Her father disturbed her reverie. "Did I tell you I got a letter from your Uncle Butt today? He invited me to go to Vegas with him, I wouldn't go to Vegas if you paid me a million dollars. Why would I want to go to Vegas? All gaudy, buncha crooks running all those casinos. If I wanted to sit around in a bar and lose money, I'd go over to the Inn and play poker. I'm perfectly happy right where I am. Why would he even think I'd want to go to Vegas of all places?"
Duck frowned, and mentally beat her head against the wall. She dearly and deeply loved her father but sometimes it was just too much. "Pop, Uncle Butt was just trying to be nice. You and mom used to go places. I thought you liked to travel. I know Mom did."
"Your mother got to go everywhere she really wanted to go. She never wanted to go much of anywhere anyway. We never had the time and money to go traveling about," her father replied, his voice filled with resentment over something Duck hadn't said or meant. "And then she got sick."
"I know, Pop. But don't put Uncle Butt down for making a nice offer like that ..."
"Well, he should know better. Just because he runs all over hell in that RV of his, he thinks everybody else should want to do that too. Well, I don't. And he should know that."
Duck's ire was rising, and she spoke harshly to her elderly father, something she prided herself on rarely doing, even in her most impatient and frustrated moments. "Pop, don't!! Don't you dare turn a nice invitation into a bad thing! I'm sure Uncle Butt didn't invite you to go along just because he wanted to torture the crap out of you. He probably just figured maybe you had some free time now ..."

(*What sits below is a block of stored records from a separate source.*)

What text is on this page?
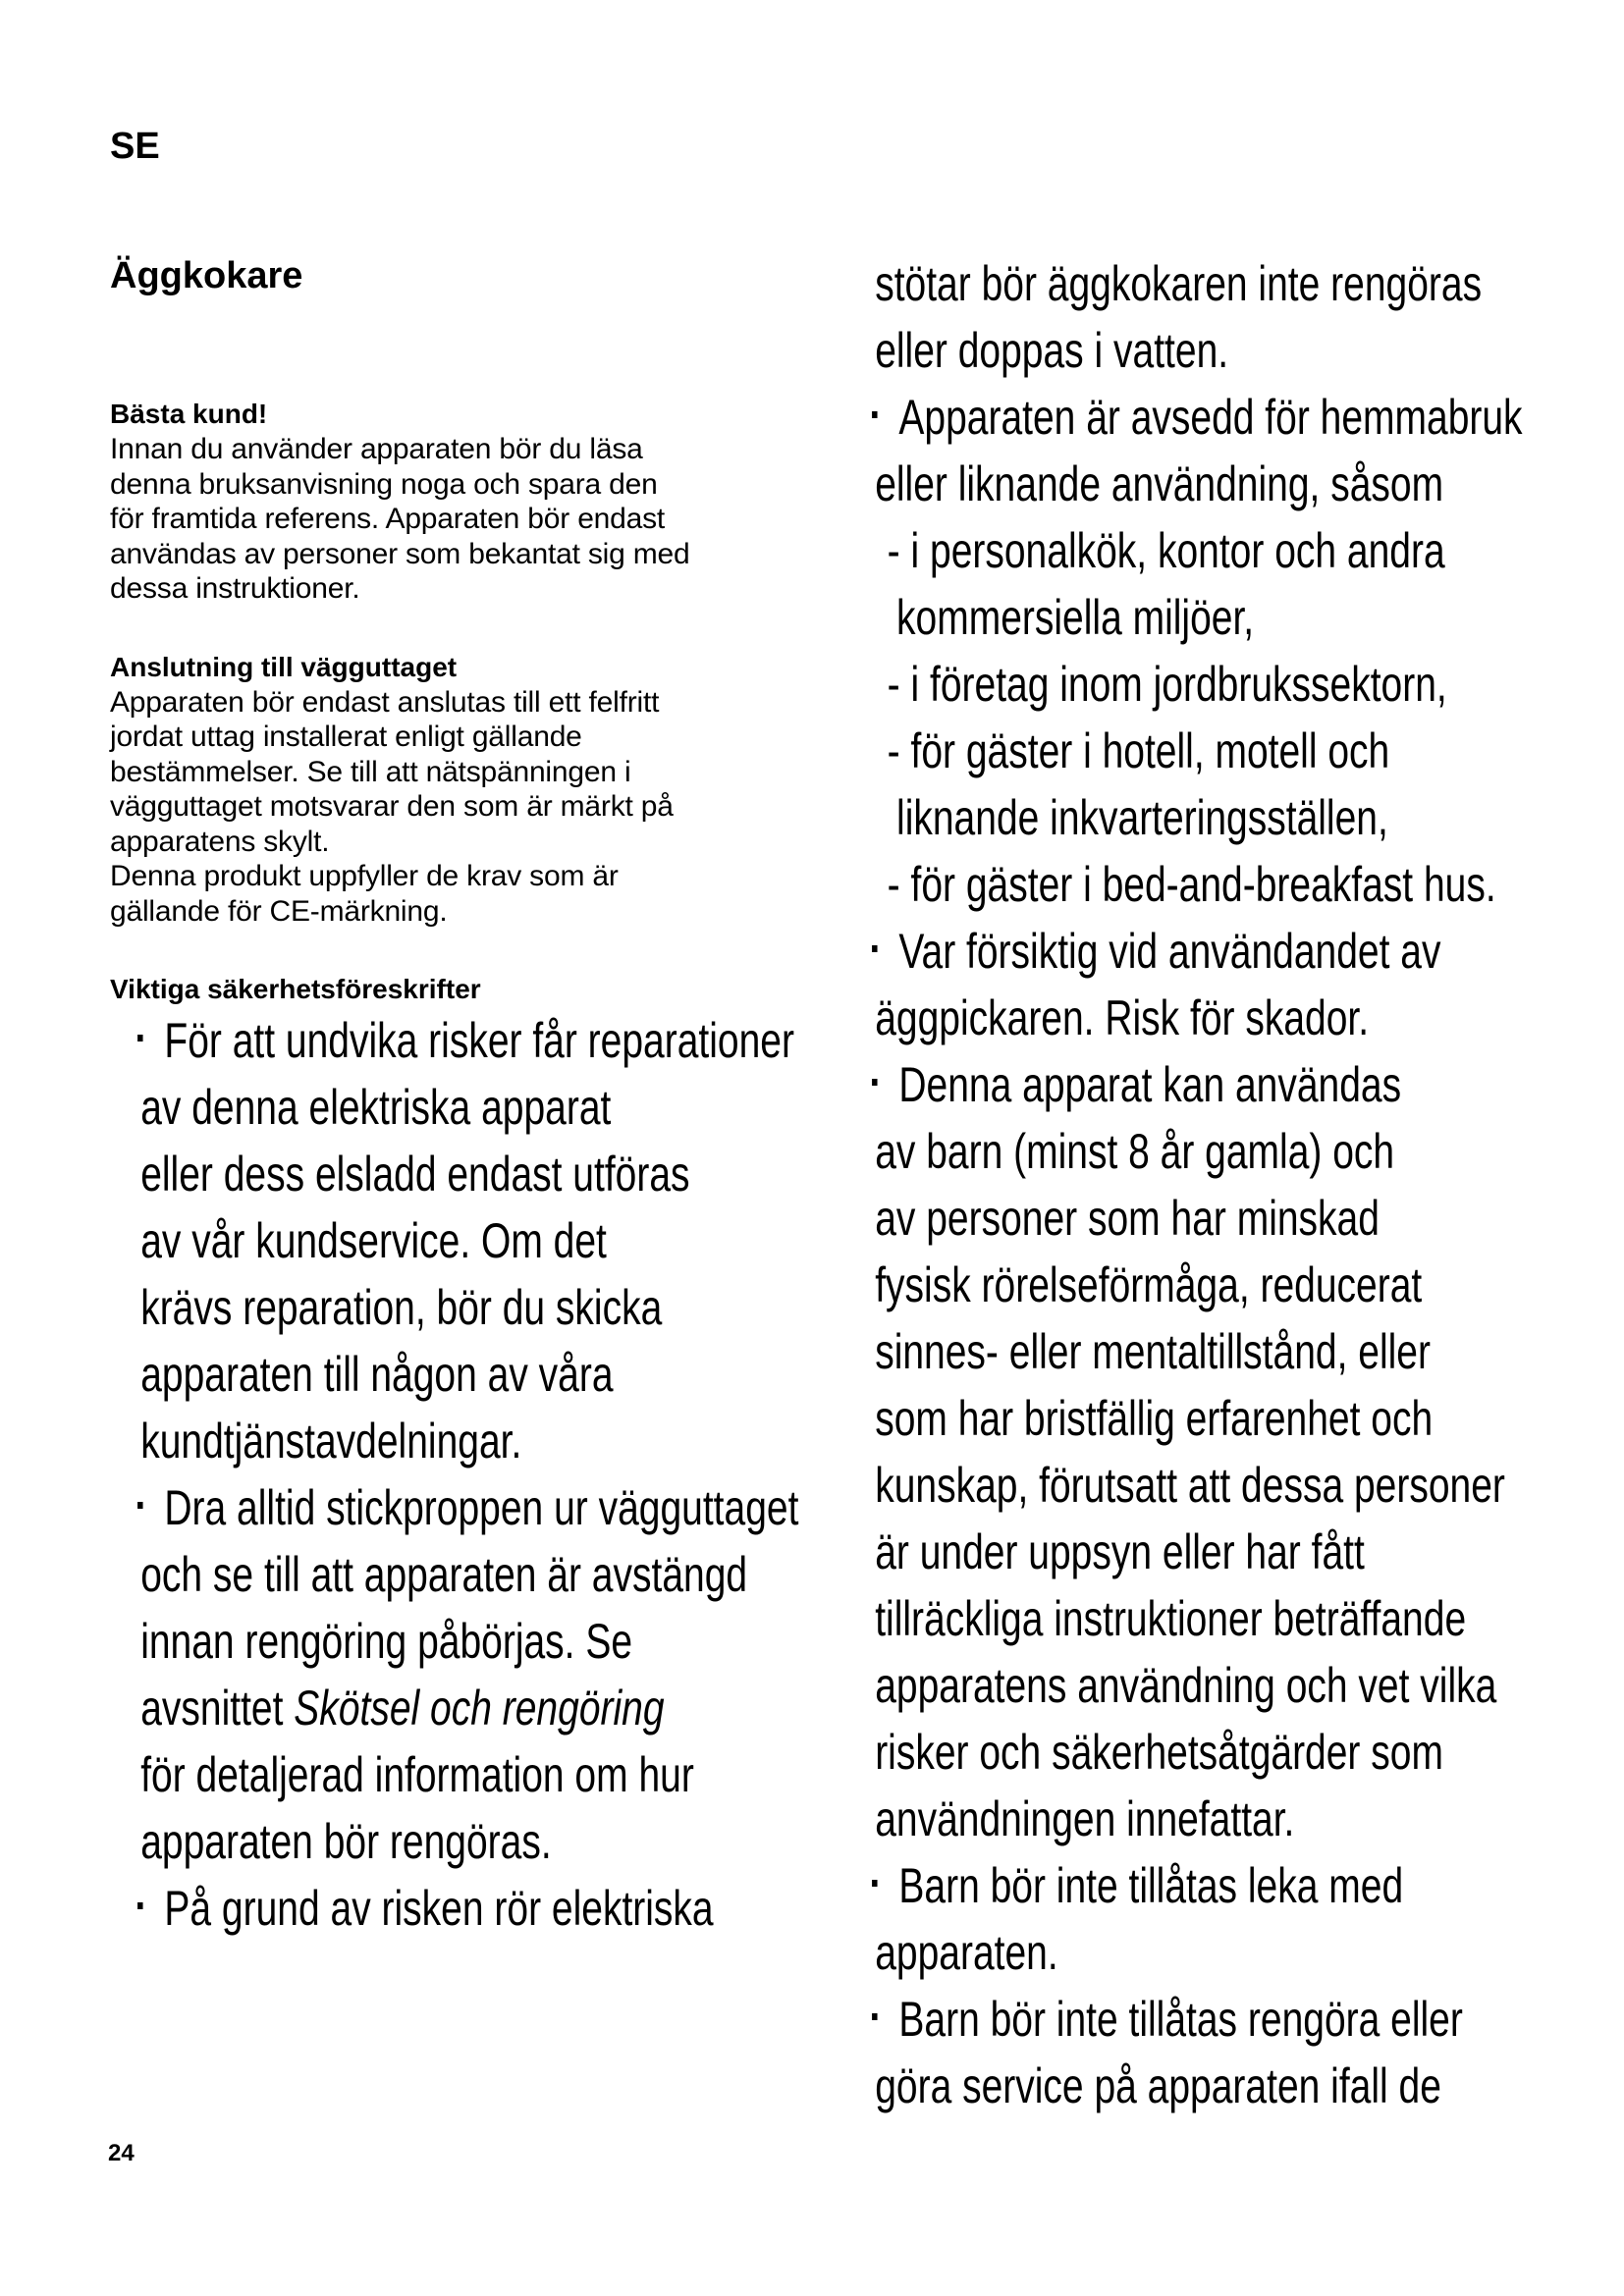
SE
Äggkokare
Bästa kund!
Innan du använder apparaten bör du läsa
denna bruksanvisning noga och spara den
för framtida referens. Apparaten bör endast
användas av personer som bekantat sig med
dessa instruktioner.
Anslutning till vägguttaget
Apparaten bör endast anslutas till ett felfritt
jordat uttag installerat enligt gällande
bestämmelser. Se till att nätspänningen i
vägguttaget motsvarar den som är märkt på
apparatens skylt.
Denna produkt uppfyller de krav som är
gällande för CE-märkning.
Viktiga säkerhetsföreskrifter
För att undvika risker får reparationer
av denna elektriska apparat
eller dess elsladd endast utföras
av vår kundservice. Om det
krävs reparation, bör du skicka
apparaten till någon av våra
kundtjänstavdelningar.
Dra alltid stickproppen ur vägguttaget
och se till att apparaten är avstängd
innan rengöring påbörjas. Se
avsnittet Skötsel och rengöring
för detaljerad information om hur
apparaten bör rengöras.
På grund av risken rör elektriska
stötar bör äggkokaren inte rengöras
eller doppas i vatten.
Apparaten är avsedd för hemmabruk
eller liknande användning, såsom
- i personalkök, kontor och andra
kommersiella miljöer,
- i företag inom jordbrukssektorn,
- för gäster i hotell, motell och
liknande inkvarteringsställen,
- för gäster i bed-and-breakfast hus.
Var försiktig vid användandet av
äggpickaren. Risk för skador.
Denna apparat kan användas
av barn (minst 8 år gamla) och
av personer som har minskad
fysisk rörelseförmåga, reducerat
sinnes- eller mentaltillstånd, eller
som har bristfällig erfarenhet och
kunskap, förutsatt att dessa personer
är under uppsyn eller har fått
tillräckliga instruktioner beträffande
apparatens användning och vet vilka
risker och säkerhetsåtgärder som
användningen innefattar.
Barn bör inte tillåtas leka med
apparaten.
Barn bör inte tillåtas rengöra eller
göra service på apparaten ifall de
24
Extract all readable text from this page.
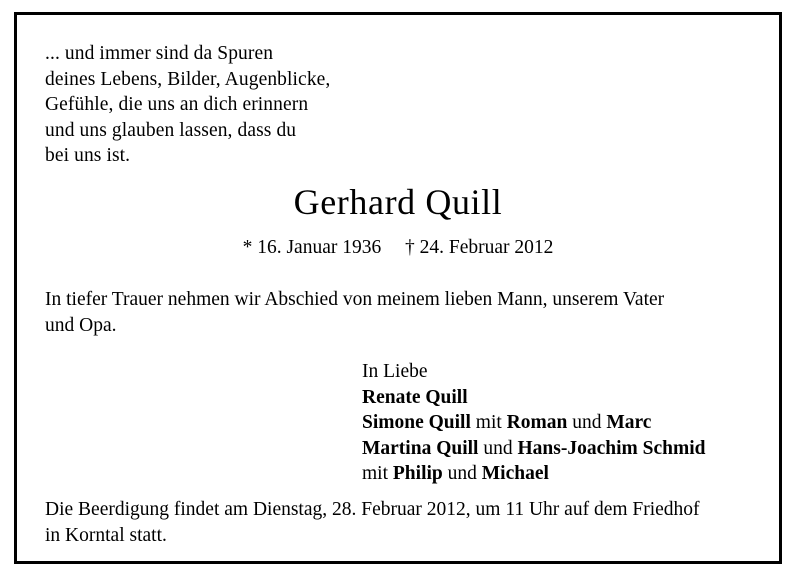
... und immer sind da Spuren
deines Lebens, Bilder, Augenblicke,
Gefühle, die uns an dich erinnern
und uns glauben lassen, dass du
bei uns ist.
Gerhard Quill
* 16. Januar 1936 † 24. Februar 2012
In tiefer Trauer nehmen wir Abschied von meinem lieben Mann, unserem Vater
und Opa.
In Liebe
Renate Quill
Simone Quill mit Roman und Marc
Martina Quill und Hans-Joachim Schmid
mit Philip und Michael
Die Beerdigung findet am Dienstag, 28. Februar 2012, um 11 Uhr auf dem Friedhof
in Korntal statt.
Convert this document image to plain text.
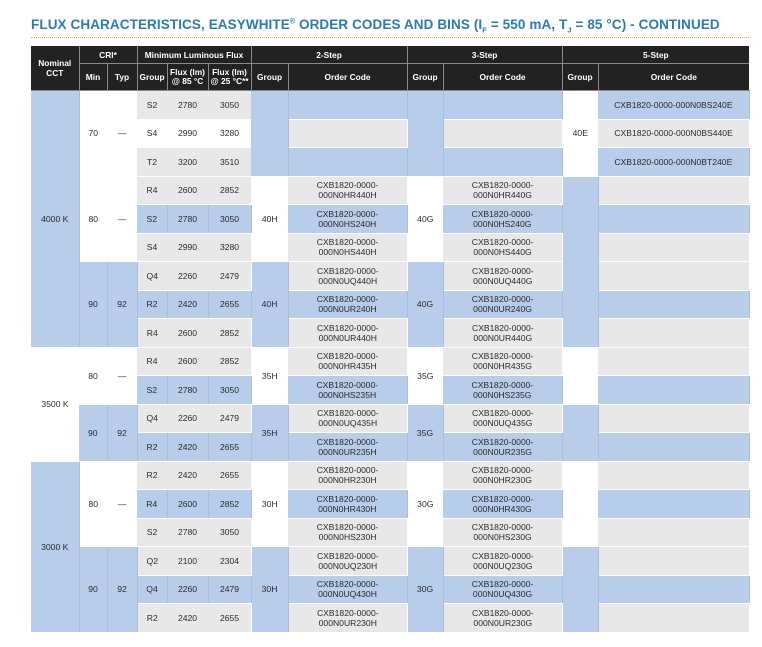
FLUX CHARACTERISTICS, EASYWHITE® ORDER CODES AND BINS ($I_F = 550$ mA, $T_J = 85$ °C) - CONTINUED
Nominal CCT	CRI*		Minimum Luminous Flux			2-Step		3-Step		5-Step	
	Min	Typ	Group	Flux (lm)
@ 85 °C	Flux (lm)
@ 25 °C**	Group	Order Code	Group	Order Code	Group	Order Code
4000 K	70	—	S2	2780	3050					40E	CXB1820-0000-000N0BS240E
			S4	2990	3280						CXB1820-0000-000N0BS440E
			T2	3200	3510						CXB1820-0000-000N0BT240E
	80	—	R4	2600	2852	40H	CXB1820-0000-000N0HR440H	40G	CXB1820-0000-000N0HR440G		
			S2	2780	3050		CXB1820-0000-000N0HS240H		CXB1820-0000-000N0HS240G		
			S4	2990	3280		CXB1820-0000-000N0HS440H		CXB1820-0000-000N0HS440G		
	90	92	Q4	2260	2479	40H	CXB1820-0000-000N0UQ440H	40G	CXB1820-0000-000N0UQ440G		
			R2	2420	2655		CXB1820-0000-000N0UR240H		CXB1820-0000-000N0UR240G		
			R4	2600	2852		CXB1820-0000-000N0UR440H		CXB1820-0000-000N0UR440G		
3500 K	80	—	R4	2600	2852	35H	CXB1820-0000-000N0HR435H	35G	CXB1820-0000-000N0HR435G		
			S2	2780	3050		CXB1820-0000-000N0HS235H		CXB1820-0000-000N0HS235G		
	90	92	Q4	2260	2479	35H	CXB1820-0000-000N0UQ435H	35G	CXB1820-0000-000N0UQ435G		
			R2	2420	2655		CXB1820-0000-000N0UR235H		CXB1820-0000-000N0UR235G		
3000 K	80	—	R2	2420	2655	30H	CXB1820-0000-000N0HR230H	30G	CXB1820-0000-000N0HR230G		
			R4	2600	2852		CXB1820-0000-000N0HR430H		CXB1820-0000-000N0HR430G		
			S2	2780	3050		CXB1820-0000-000N0HS230H		CXB1820-0000-000N0HS230G		
	90	92	Q2	2100	2304	30H	CXB1820-0000-000N0UQ230H	30G	CXB1820-0000-000N0UQ230G		
			Q4	2260	2479		CXB1820-0000-000N0UQ430H		CXB1820-0000-000N0UQ430G		
			R2	2420	2655		CXB1820-0000-000N0UR230H		CXB1820-0000-000N0UR230G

"Bullshit. He's just trying to lord that fancy RV over me. And I have things to do here, what does he think I'm doing? And I have that problem, I can't get on any goddamned RV."
"I know, I know. Irritable bowel." This was her father's reason for not leaving the neighborhood. It was true, he did suffer from the occasional symptoms of it, but his doctor had given him medication to keep it under control. But he tended to overuse it as an excuse not to go anywhere.
"Well, I do, and it's goddamned embarrassing. He's just thinking of himself. So what he can go gallivanting around the country, does that mean the rest of us want to do it?"
That broke Ducks tenuous hold on anything resembling patience. "POP! Would you please quit being so negative about everything?!"
Albert growled. "You just wait, young lady. Just wait 'til you get old and can't do anything."
Duck took a deep breath, and said quietly enough that he couldn't hear, "I'm already there, Pop. I'm already there."
She summoned up a small apologetic smile, and went out to the front porch to be alone. She got up after a while, and began walking. The neon signs glowing across the street were colorfully blurring through her tears, and she couldn't bear to stare at them any longer. She wiped at her eyes, and followed the path of the streetlamp lit sidewalk until she was far enough away to temporarily forget what awaited behind her.